Un roman inspiré de la réalité écrit pendant les quinze prochains jours de confinement.


Chapitre 2: trajectoire

Publié par Pandai Man sur 31 Mars 2020, 22:11pm

Seule dans la cuisine, 6h15, Olivia préparait son café du matin comme à son habitude: bien serré pour tenir les 9 heures qu’elle allait passer au service de réanimation sans manger.. Il restait encore des viennoiseries achetées le weekend, un peu dures mais bon ça passe en cette période de restrictions. Sa tasse à la main, elle alla dans le salon où les premières lueurs du jour arrivaient et caressaient les photos des enfants posées sur la cheminée. Louis et Arthur en portraits sous les tirs du photographe scolaire, un sourire forcé pour l’un et naïf pour l’autre, les caractères étaient déjà bien trempés. 

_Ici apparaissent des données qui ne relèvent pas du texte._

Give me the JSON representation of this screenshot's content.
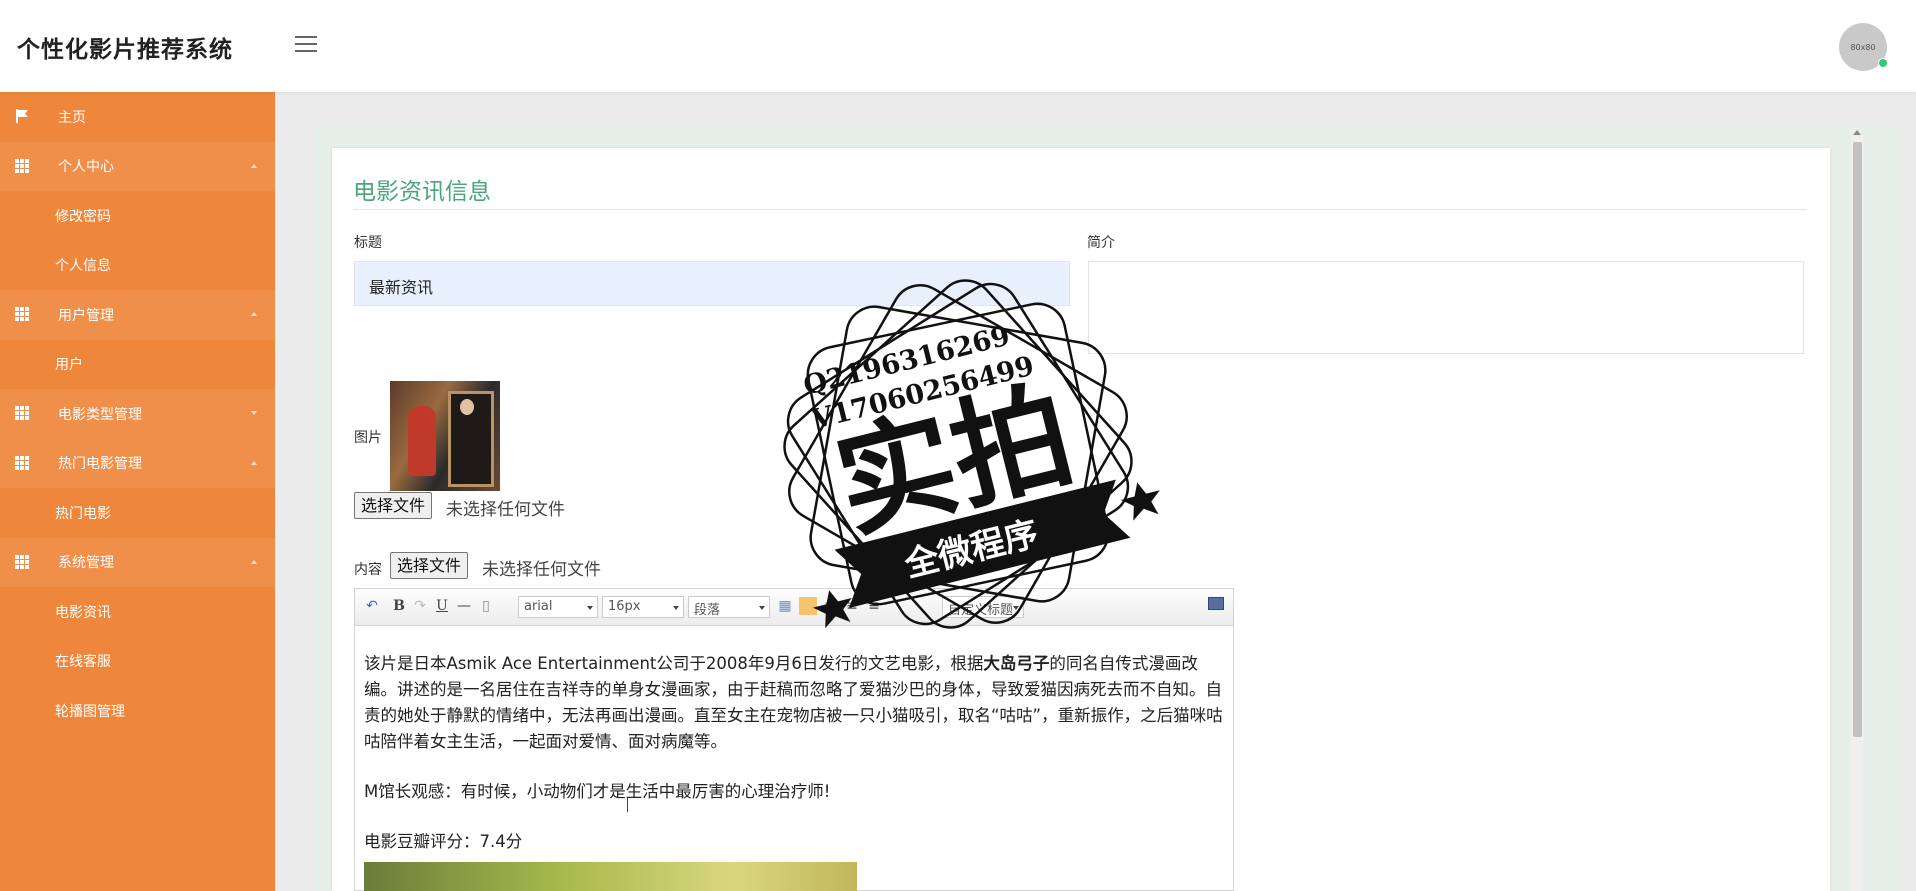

Une fois douchée, Olivia signa et embarqua sa dérogation de sortie pour raisons professionnelles: attention à l’horaire l’avait t’on prévenue, l’amende était passée de 135 euros à 200 euros en cas de récidive pour empêcher les insouciants de risquer la vie des autres. Elle fila attraper son tramway qui l’emmena en centre ville de Paris où elle rejoignit un collègue pour parcourir les derniers kilomètres jusqu’à l'hôpital en voiture. Pas question de prendre le métro par les temps qui couraient non pas qu’ils constituaient un foyer de germes mais l’absence de fréquentation présentait un risque bien plus grand à cette heure ci pour une femme seule. 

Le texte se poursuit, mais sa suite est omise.